Kavanaugh would join three other justices who served on the D.C. Circuit before relocating to the Supreme Court, less than a mile away. All but Elena Kagan had been appellate judges — and she would have been had Senate Republicans approved her nomination to the D.C. Circuit by President Bill Clinton.
A lengthy paper trail of appellate opinions often makes clear how a high-court candidate is likely to vote on a range of issues.
But that means other kinds of experience get less emphasis, or none at all. No justice has significant experience defending criminal suspects or working in state courts, Adler noted.
And the court has a strong East Coast bias, with Justice Neil Gorsuch and Thomas the only justices who spent any of their professional lives west of the Potomac River.
There has been no one with experience in elected office since O'Connor, who had been a state senator and judge in Arizona. Justice Sonia Sotomayor is the only former trial judge.
Kavanaugh also would be the sixth Roman Catholic among the current bench, and the second, along with Gorsuch, to graduate from the same elite boys' Catholic high school in suburban Maryland. The other three justices are Jewish.
The one would-be justice who would have brought a more diverse background to the court was Harriet Miers, a Texan with a law degree from Southern Methodist University and a close association with President George W. Bush. Miers, who had no judicial experience, withdrew her nomination in 2005 under pressure from conservative groups and concerns from senators that her responses to a standard questionnaire for nominees were inadequate. Justice Samuel Alito, an appellate judge with a law degree from Yale, was Bush's next choice.
One possible explanation for the disappearance of geographical, academic and professional diversity is the people who are doing the screening. "The networks of lawyers who focus on these issues, and who can influence the nomination process, are often based in Washington, DC," Orin Kerr, a University of Southern California law professor, wrote in an email.
Ambitious young lawyers who might someday see themselves as justices also know what it takes to be considered for the plum jobs atop the federal judiciary, Kerr said. "So top nominees are credentialed at a young age in the same way to get them on the list later," he said.
In announcing Kavanaugh's nomination Monday night, President Donald Trump said he was impressed with the judge's academic credentials.

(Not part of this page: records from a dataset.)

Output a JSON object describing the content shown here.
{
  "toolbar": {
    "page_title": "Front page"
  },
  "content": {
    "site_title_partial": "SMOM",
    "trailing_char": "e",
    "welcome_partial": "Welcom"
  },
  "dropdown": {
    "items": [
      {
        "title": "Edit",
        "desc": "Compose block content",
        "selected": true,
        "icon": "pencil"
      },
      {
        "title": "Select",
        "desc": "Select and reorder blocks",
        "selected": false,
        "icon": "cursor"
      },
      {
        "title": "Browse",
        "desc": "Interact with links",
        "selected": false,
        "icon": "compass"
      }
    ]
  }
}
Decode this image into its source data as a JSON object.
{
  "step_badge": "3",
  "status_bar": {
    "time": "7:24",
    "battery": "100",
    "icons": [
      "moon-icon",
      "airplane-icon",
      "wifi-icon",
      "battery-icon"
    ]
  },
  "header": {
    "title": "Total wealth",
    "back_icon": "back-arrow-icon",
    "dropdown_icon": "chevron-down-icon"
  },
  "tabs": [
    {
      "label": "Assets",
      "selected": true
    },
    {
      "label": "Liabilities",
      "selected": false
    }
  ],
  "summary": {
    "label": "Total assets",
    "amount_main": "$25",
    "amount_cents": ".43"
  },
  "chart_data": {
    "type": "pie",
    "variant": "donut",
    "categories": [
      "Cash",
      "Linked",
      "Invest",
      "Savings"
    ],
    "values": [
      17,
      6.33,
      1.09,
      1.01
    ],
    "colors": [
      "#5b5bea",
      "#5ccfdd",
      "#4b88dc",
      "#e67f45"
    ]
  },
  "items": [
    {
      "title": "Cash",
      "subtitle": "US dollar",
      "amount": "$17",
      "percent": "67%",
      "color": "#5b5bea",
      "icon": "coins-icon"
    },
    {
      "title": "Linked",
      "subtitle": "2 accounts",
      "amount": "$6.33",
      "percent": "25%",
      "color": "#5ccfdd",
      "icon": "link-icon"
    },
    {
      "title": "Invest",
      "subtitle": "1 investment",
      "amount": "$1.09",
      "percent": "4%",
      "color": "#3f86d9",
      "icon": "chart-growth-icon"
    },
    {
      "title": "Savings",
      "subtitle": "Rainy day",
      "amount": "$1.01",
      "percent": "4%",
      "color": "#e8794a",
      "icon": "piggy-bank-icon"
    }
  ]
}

He passed over other finalists who attended law school at Michigan, Notre Dame and Georgetown.
The biggest problem for Roberts in the short term could be coming up with new ways to put down his colleagues from Yale. When he spoke at Harvard Law's bicentennial celebration with the four other Harvard-trained justices in attendance, Roberts pointedly noted, "A minority of my colleagues send their regrets."